Saturday, 30 January 2021

Walking around Lancaster

 Living where I do, on the edge of Lancaster, I have access to a wide range of urban and rural walks to provide my allowable exercise during lockdown, but some of my favourite walks are around the city itself.

Lancaster has some conventionally pretty bits that anyone would find attractive, such as the area by the castle...

Castle Hill

...and our magnificent Edwardian Town Hall
Lancaster Town Hall

but the bits I really enjoy might not be to everyone's taste. The use of stone, rather than brick, distinguishes Lancaster from most North-West towns and this shows particularly in the large areas of terraced housing that surround the city centre.  Built mostly in the 20 years either side of the start of the 20th Century the terraces come in a wide variety of styles and sizes.
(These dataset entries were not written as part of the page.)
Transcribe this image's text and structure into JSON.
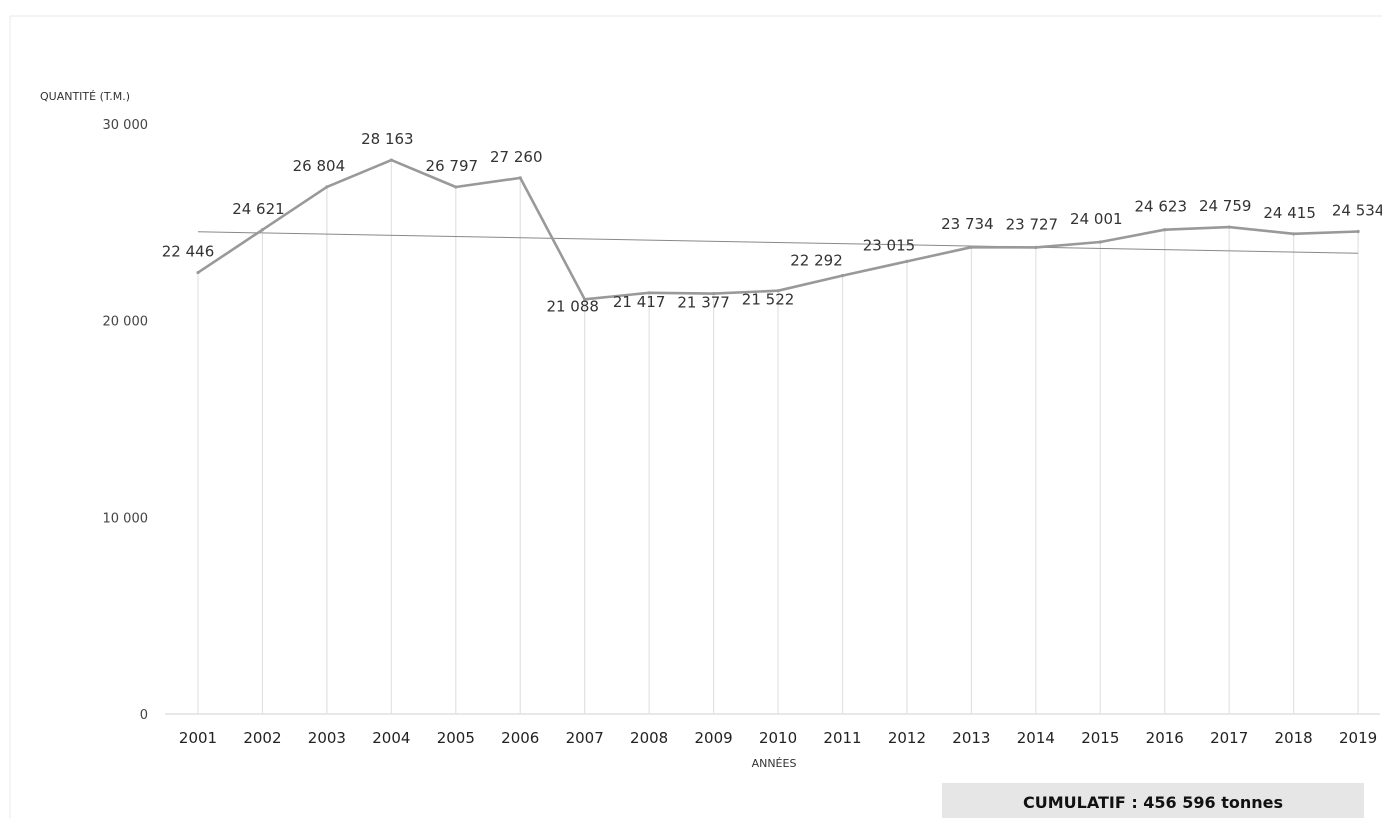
{
  "chart_data": {
    "type": "line",
    "ylabel": "QUANTITÉ (T.M.)",
    "xlabel": "ANNÉES",
    "categories": [
      "2001",
      "2002",
      "2003",
      "2004",
      "2005",
      "2006",
      "2007",
      "2008",
      "2009",
      "2010",
      "2011",
      "2012",
      "2013",
      "2014",
      "2015",
      "2016",
      "2017",
      "2018",
      "2019"
    ],
    "values": [
      22446,
      24621,
      26804,
      28163,
      26797,
      27260,
      21088,
      21417,
      21377,
      21522,
      22292,
      23015,
      23734,
      23727,
      24001,
      24623,
      24759,
      24415,
      24534
    ],
    "value_labels": [
      "22 446",
      "24 621",
      "26 804",
      "28 163",
      "26 797",
      "27 260",
      "21 088",
      "21 417",
      "21 377",
      "21 522",
      "22 292",
      "23 015",
      "23 734",
      "23 727",
      "24 001",
      "24 623",
      "24 759",
      "24 415",
      "24 534"
    ],
    "yticks": [
      0,
      10000,
      20000,
      30000
    ],
    "ytick_labels": [
      "0",
      "10 000",
      "20 000",
      "30 000"
    ],
    "ylim": [
      0,
      30000
    ],
    "trendline": {
      "type": "linear",
      "start": 24520,
      "end": 23430
    },
    "grid": "vertical",
    "legend": "none",
    "annotation": "CUMULATIF : 456 596 tonnes",
    "colors": {
      "line": "#999999",
      "trend": "#888888",
      "grid": "#e2e2e2",
      "annotation_box": "#e6e6e6"
    }
  }
}
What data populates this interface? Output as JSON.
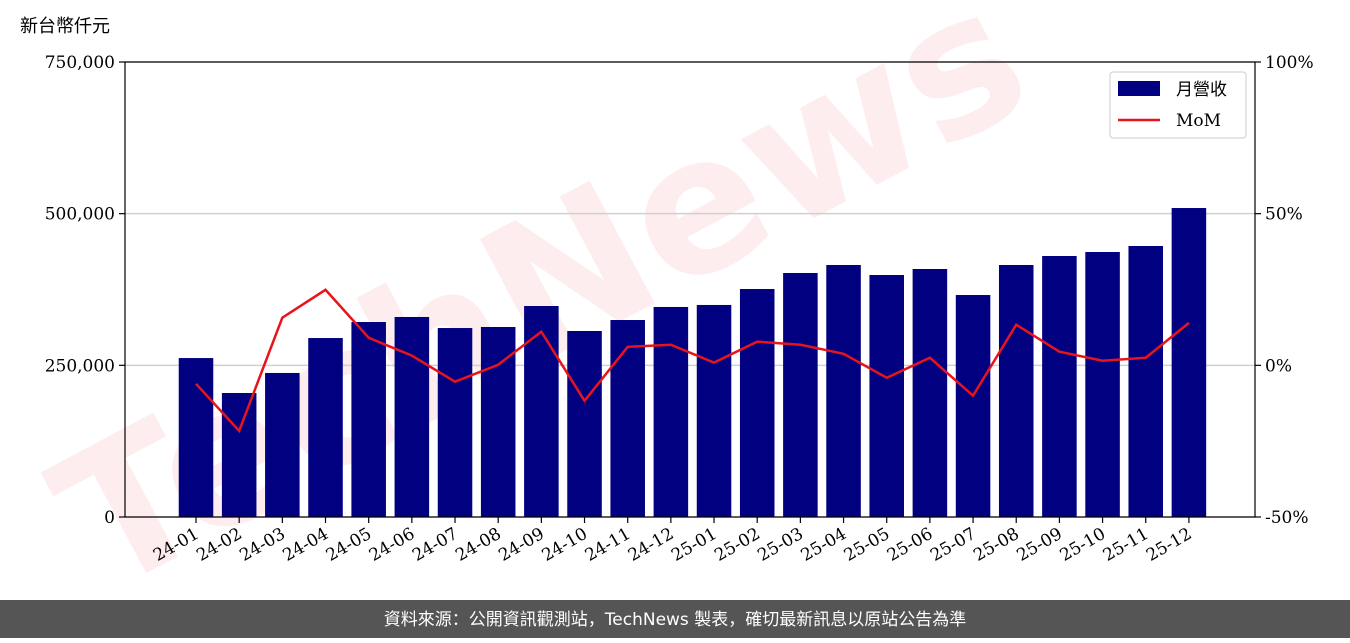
{
  "chart_data": {
    "type": "bar",
    "ylabel": "新台幣仟元",
    "watermark": "TechNews",
    "categories": [
      "24-01",
      "24-02",
      "24-03",
      "24-04",
      "24-05",
      "24-06",
      "24-07",
      "24-08",
      "24-09",
      "24-10",
      "24-11",
      "24-12",
      "25-01",
      "25-02",
      "25-03",
      "25-04",
      "25-05",
      "25-06",
      "25-07",
      "25-08",
      "25-09",
      "25-10",
      "25-11",
      "25-12"
    ],
    "series": [
      {
        "name": "月營收",
        "color": "#000080",
        "values": [
          262000,
          204400,
          237400,
          295000,
          321400,
          329700,
          311500,
          313200,
          347800,
          306600,
          324700,
          346200,
          349500,
          375800,
          402200,
          415400,
          398900,
          408800,
          365900,
          415400,
          430200,
          436800,
          446700,
          509300
        ]
      },
      {
        "name": "MoM",
        "color": "#e8141c",
        "axis": "y2",
        "type": "line",
        "values": [
          -6.1,
          -21.6,
          15.7,
          24.9,
          9.1,
          3.2,
          -5.4,
          0.2,
          11.1,
          -11.7,
          6.1,
          6.8,
          0.9,
          7.8,
          6.8,
          3.8,
          -4.1,
          2.5,
          -10.0,
          13.4,
          4.5,
          1.5,
          2.5,
          14.0
        ]
      }
    ],
    "ylim": [
      0,
      750000
    ],
    "yticks": [
      0,
      {
        "value": 250000,
        "label": "250,000"
      },
      {
        "value": 500000,
        "label": "500,000"
      },
      {
        "value": 750000,
        "label": "750,000"
      }
    ],
    "y2lim": [
      -50,
      100
    ],
    "y2ticks": [
      {
        "value": -50,
        "label": "-50%"
      },
      {
        "value": 0,
        "label": "0%"
      },
      {
        "value": 50,
        "label": "50%"
      },
      {
        "value": 100,
        "label": "100%"
      }
    ],
    "grid": true,
    "legend": "upper right"
  },
  "footer": "資料來源：公開資訊觀測站，TechNews 製表，確切最新訊息以原站公告為準"
}
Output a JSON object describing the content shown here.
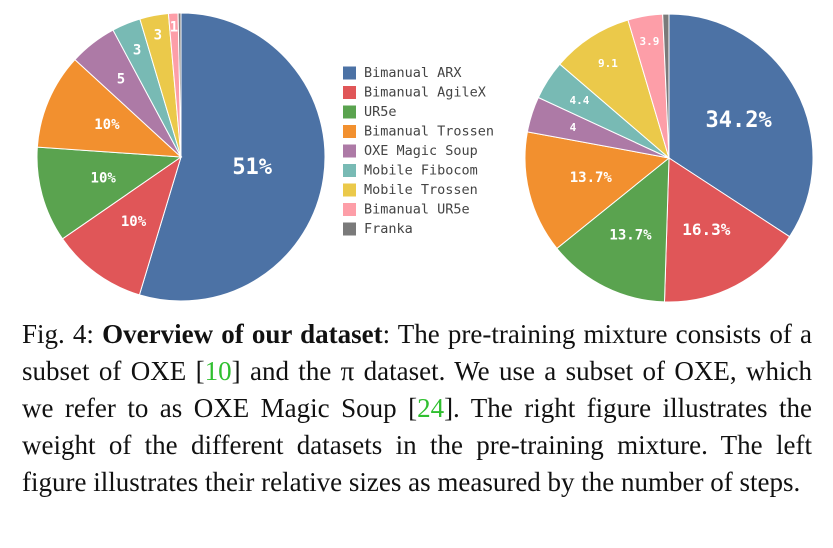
{
  "chart_data": [
    {
      "type": "pie",
      "categories": [
        "Bimanual ARX",
        "Bimanual AgileX",
        "UR5e",
        "Bimanual Trossen",
        "OXE Magic Soup",
        "Mobile Fibocom",
        "Mobile Trossen",
        "Bimanual UR5e",
        "Franka"
      ],
      "values": [
        51,
        10,
        10,
        10,
        5,
        3,
        3,
        1,
        0.3
      ],
      "slice_labels": [
        "51%",
        "10%",
        "10%",
        "10%",
        "5",
        "3",
        "3",
        "1",
        ""
      ]
    },
    {
      "type": "pie",
      "categories": [
        "Bimanual ARX",
        "Bimanual AgileX",
        "UR5e",
        "Bimanual Trossen",
        "OXE Magic Soup",
        "Mobile Fibocom",
        "Mobile Trossen",
        "Bimanual UR5e",
        "Franka"
      ],
      "values": [
        34.2,
        16.3,
        13.7,
        13.7,
        4,
        4.4,
        9.1,
        3.9,
        0.7
      ],
      "slice_labels": [
        "34.2%",
        "16.3%",
        "13.7%",
        "13.7%",
        "4",
        "4.4",
        "9.1",
        "3.9",
        ""
      ]
    }
  ],
  "legend": {
    "items": [
      {
        "label": "Bimanual ARX",
        "color": "#4c72a5"
      },
      {
        "label": "Bimanual AgileX",
        "color": "#e05658"
      },
      {
        "label": "UR5e",
        "color": "#5aa34f"
      },
      {
        "label": "Bimanual Trossen",
        "color": "#f2902f"
      },
      {
        "label": "OXE Magic Soup",
        "color": "#ad7aa6"
      },
      {
        "label": "Mobile Fibocom",
        "color": "#78bab4"
      },
      {
        "label": "Mobile Trossen",
        "color": "#ebc94a"
      },
      {
        "label": "Bimanual UR5e",
        "color": "#fd9ea8"
      },
      {
        "label": "Franka",
        "color": "#7a7a7a"
      }
    ]
  },
  "caption": {
    "fig_label": "Fig. 4:",
    "bold_title": "Overview of our dataset",
    "part1": ": The pre-training mixture consists of a subset of OXE [",
    "ref1": "10",
    "part2": "] and the π dataset. We use a subset of OXE, which we refer to as OXE Magic Soup [",
    "ref2": "24",
    "part3": "]. The right figure illustrates the weight of the different datasets in the pre-training mixture. The left figure illustrates their relative sizes as measured by the number of steps."
  }
}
From the larger houses of Primrose, such as these on Hope Street and Primrose Street now mainly converted to multi-occupancy properties for students
Hope Street, Primrose


Primrose Street, Primrose

 to the more modest dwellings in nearby Melbourne Road (note the chimney pots  - a common feature in the city's terraces)...

Melbourne Road

...and on The Marsh
Denmark Street, Marsh

Not much of Lancaster is flat, which means you get full value from your walk as far as exercise is concerned, particularly to the east of the centre in the area known officially as "Moorlands" but by many residents as "the Scottish Streets" of which one is Balmoral Road
Balmoral Road, with a view over the city centre.


Dorrington Road
and not forgetting my home street of Dorrington Road, where the houses on the right-hand side form part of what is, according to who you listen to, the longest unbroken row of terraced houses in England, the UK, Europe or the World (there are 92 houses of which the photo shows about half).